Stephanie Barwise KC, representing one of three community groups, named Arconic, which made the dangerous cladding, alongside the architects, contractors and fire engineers who worked on the refurbishment and the council and management body which owned and maintained the tower in the list.

She also criticised the various parties involved in the inquiry for failing to accept responsibility saying ‘little has changed’ in that regard since the start of the process more than four years ago.

‘Self-interest is unhumbled by the disaster, or indeed by this inquiry,’ she said. ‘Each core participant continues to blame others, and predictably, now blames the regulatory regime for its permissiveness and propensity to be abused.’

Danny Friedman KC, representing the same group of survivors as Barwise, added: ‘Legal innovations are doomed to fail absent wider societal transformation of existing ways of doing things. Grenfell was a human rights disaster, a systematic failure of state and private actors to protect the life, security and dignity of people.

‘There were undoubted individual wrongdoers in this tragedy, but there was also a wider institutional and societal indifference that allowed them to act with impunity.

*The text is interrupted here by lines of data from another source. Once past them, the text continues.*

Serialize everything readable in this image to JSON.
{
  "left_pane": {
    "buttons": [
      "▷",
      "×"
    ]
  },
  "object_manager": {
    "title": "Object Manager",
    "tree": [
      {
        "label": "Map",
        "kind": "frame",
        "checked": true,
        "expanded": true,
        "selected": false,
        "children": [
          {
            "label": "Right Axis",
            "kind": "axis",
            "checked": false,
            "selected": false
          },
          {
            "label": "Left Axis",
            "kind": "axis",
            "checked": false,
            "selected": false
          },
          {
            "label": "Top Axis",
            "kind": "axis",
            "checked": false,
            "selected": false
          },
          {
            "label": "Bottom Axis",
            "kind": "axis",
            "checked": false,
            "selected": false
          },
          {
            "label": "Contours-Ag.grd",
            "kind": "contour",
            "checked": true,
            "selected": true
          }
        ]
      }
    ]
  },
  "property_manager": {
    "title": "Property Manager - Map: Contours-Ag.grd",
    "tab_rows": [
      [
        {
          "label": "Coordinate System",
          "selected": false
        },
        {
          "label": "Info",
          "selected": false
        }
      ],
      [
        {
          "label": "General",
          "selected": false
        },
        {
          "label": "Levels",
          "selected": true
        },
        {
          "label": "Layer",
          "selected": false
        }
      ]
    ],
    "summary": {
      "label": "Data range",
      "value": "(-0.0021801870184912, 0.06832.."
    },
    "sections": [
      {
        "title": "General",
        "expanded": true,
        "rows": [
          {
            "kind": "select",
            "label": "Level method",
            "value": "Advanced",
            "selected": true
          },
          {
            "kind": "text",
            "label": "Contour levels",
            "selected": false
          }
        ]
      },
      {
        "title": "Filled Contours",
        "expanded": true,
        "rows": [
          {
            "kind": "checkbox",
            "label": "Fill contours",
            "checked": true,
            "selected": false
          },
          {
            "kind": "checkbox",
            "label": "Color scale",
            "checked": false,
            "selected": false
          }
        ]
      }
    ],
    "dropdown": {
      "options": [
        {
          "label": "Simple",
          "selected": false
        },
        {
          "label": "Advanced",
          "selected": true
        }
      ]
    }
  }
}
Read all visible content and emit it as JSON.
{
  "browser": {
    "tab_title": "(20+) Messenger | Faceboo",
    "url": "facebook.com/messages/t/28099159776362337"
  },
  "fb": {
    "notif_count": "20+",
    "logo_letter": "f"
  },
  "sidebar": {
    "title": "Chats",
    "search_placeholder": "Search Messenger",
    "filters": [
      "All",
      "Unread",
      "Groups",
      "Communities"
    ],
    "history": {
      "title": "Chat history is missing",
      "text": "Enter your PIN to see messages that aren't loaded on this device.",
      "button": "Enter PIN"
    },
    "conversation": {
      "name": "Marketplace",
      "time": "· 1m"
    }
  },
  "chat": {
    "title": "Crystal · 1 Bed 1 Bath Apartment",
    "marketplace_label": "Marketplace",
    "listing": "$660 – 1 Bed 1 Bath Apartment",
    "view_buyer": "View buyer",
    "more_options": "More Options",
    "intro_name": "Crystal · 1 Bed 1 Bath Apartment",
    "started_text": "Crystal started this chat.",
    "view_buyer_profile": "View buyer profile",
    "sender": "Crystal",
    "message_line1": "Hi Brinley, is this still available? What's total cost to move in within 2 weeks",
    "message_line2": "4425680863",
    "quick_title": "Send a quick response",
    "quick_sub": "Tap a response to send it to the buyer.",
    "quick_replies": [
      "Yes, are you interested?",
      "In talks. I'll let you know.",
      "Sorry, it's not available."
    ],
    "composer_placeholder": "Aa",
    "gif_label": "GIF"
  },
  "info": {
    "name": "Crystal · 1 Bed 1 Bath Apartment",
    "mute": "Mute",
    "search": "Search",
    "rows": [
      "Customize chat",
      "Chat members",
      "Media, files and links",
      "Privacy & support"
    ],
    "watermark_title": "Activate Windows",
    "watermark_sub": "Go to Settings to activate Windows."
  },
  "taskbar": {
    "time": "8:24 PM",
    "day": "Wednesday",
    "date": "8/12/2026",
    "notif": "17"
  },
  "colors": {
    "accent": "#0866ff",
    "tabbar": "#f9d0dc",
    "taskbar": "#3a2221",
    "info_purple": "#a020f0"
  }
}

‘What happened at Grenfell Tower demonstrates an essential problem with the way the golden rule of faith and ethics is applied: that we don’t necessarily do unto others as we’d have them do unto us when we do not or cannot conceive of being in their position.

‘We do not imagine that their home could be our home. We do not appreciate the power imbalances they endure. We do not live by the premise that in all of life’s profit and loss, we are ultimately neighbours.

‘The evidence painstakingly assembled and heard by this inquiry tells us that we must.’

Friedman was also one of several lawyers to raise the failure of government to implement the recommendations of the inquiry’s first phase – particularly the provision of personal emergency evacuation plans (PEEPs) for residents with disabilities.

‘The high number of deaths amongst disabled residents of Grenfell is a landmark fact of this disaster. But it has yet to be acted on,’ he said.

‘That leads to our emphatic plea. The inquiry must issue an urgent interim report to leave the government in no doubt as to why the intransigent do-nothing status quo is dangerous and in violation of current law.

‘This inquiry, combining legal authority, evidential wisdom, and objectivity is uniquely placed to incontrovertibly say this. Waiting until the publication of your final report is too late.’